Verizon Terremark Deal Could Be Challenger for T-Mobile Casinos
Terremark Cloud Casino

Verizon Communications Inc. has contracted to purchase of Terremark Worldwide Inc., a collocation and cloud hosting service provider, for $1.4 billion, in a deal that is expected to hasten their thrust into “Everything-as-a-service” cloud computing.

Everything could very well include mobile gambling services.

Verizon president and COO Lowell McAdam explained, “Cloud computing continues to fundamentally alter the way enterprises procure, deploy and manage IT resources, and this combination helps create a tipping point for ‘everything-as-a-service.’”

Terremark will give Verizon a collection of secure and scalable internet cloud based solutions, and 13 data centers, which include the NAP of the Capital Region data fortress in Culpeper, Virginia, the NAP of the Americas in Miami, and additional facilities in Dallas, Texas, the Silicon Valley of California, Sao Paulo, Brazil, and Amsterdam, The Netherlands.

Security is a top concern for both offline and online casinos interested in allowing players to gamble with real money. Moreover proximity to players is important to game servers in order to reduce and eliminate lag time which can spoil the player experience.

The potential for cloud casinos has not yet been adequately explored, but platform-as-a-service computing has been demonstrated to reduce technology infrastructure and development costs. Cloud casinos, once launched and past their teething pains, may prove as disruptive to existing internet casinos as web casinos have been to brick-and-mortar casinos.

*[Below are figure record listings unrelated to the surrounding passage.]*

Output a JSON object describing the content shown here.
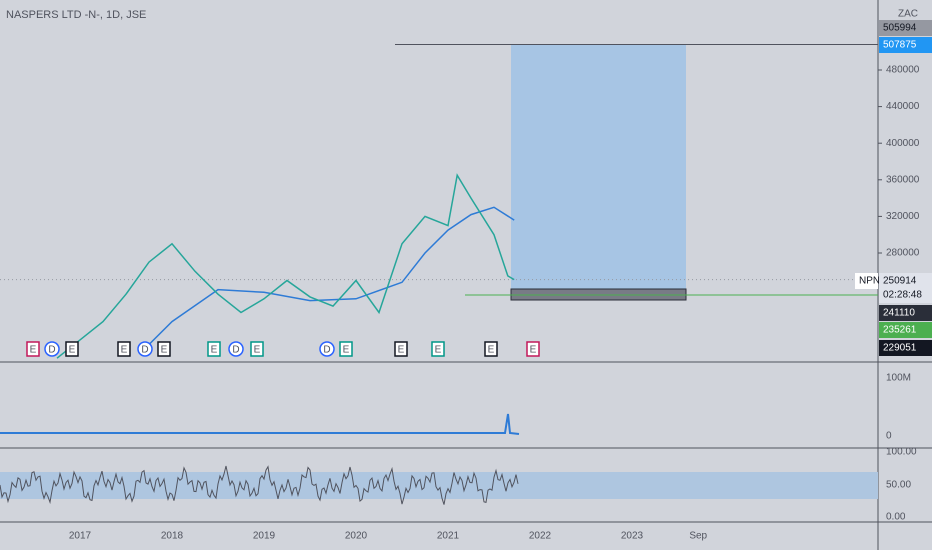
{
  "header": {
    "title": "NASPERS LTD -N-, 1D, JSE",
    "currency": "ZAC"
  },
  "price_axis": {
    "ticks": [
      480000,
      440000,
      400000,
      360000,
      320000,
      280000
    ],
    "labels": {
      "top": "505994",
      "target": "507875",
      "symbol": "NPN",
      "last": "250914",
      "countdown": "02:28:48",
      "l1": "241110",
      "l2": "235261",
      "l3": "229051"
    }
  },
  "price": {
    "x": [
      2016.75,
      2017.0,
      2017.25,
      2017.5,
      2017.75,
      2018.0,
      2018.25,
      2018.5,
      2018.75,
      2019.0,
      2019.25,
      2019.5,
      2019.75,
      2020.0,
      2020.25,
      2020.5,
      2020.75,
      2021.0,
      2021.1,
      2021.25,
      2021.5,
      2021.65,
      2021.72
    ],
    "values": [
      165000,
      185000,
      205000,
      235000,
      270000,
      290000,
      260000,
      235000,
      215000,
      230000,
      250000,
      232000,
      222000,
      250000,
      215000,
      290000,
      320000,
      310000,
      365000,
      340000,
      300000,
      255000,
      250914
    ]
  },
  "ma": {
    "x": [
      2017.75,
      2018.0,
      2018.5,
      2019.0,
      2019.5,
      2020.0,
      2020.5,
      2020.75,
      2021.0,
      2021.25,
      2021.5,
      2021.72
    ],
    "values": [
      180000,
      205000,
      240000,
      237000,
      228000,
      230000,
      248000,
      280000,
      305000,
      322000,
      330000,
      316000
    ]
  },
  "events": [
    "E",
    "D",
    "E",
    "E",
    "D",
    "E",
    "E",
    "D",
    "E",
    "D",
    "E",
    "E",
    "E",
    "E",
    "E"
  ],
  "volume_axis": [
    "100M",
    "0"
  ],
  "rsi_axis": [
    "100.00",
    "50.00",
    "0.00"
  ],
  "time_axis": {
    "labels": [
      "2017",
      "2018",
      "2019",
      "2020",
      "2021",
      "2022",
      "2023",
      "Sep"
    ],
    "x": [
      2017,
      2018,
      2019,
      2020,
      2021,
      2022,
      2023,
      2023.72
    ]
  }
}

T-Mobile casinos will likely prove a poor challenger to Verizon’s sophisticated cloud casinos. Already, players find T-Mobile to be mere fun at best with no potential to spend time playing profitably. Players who wish to wager on T-Mobile phones must download casino software from third parties. It is easy to imagine Verizon users visiting Verizon casinos, which have either been launched directly by the telecommunication company themselves, or by third parties utilizing the technology and infrastructure acquired by Terremark.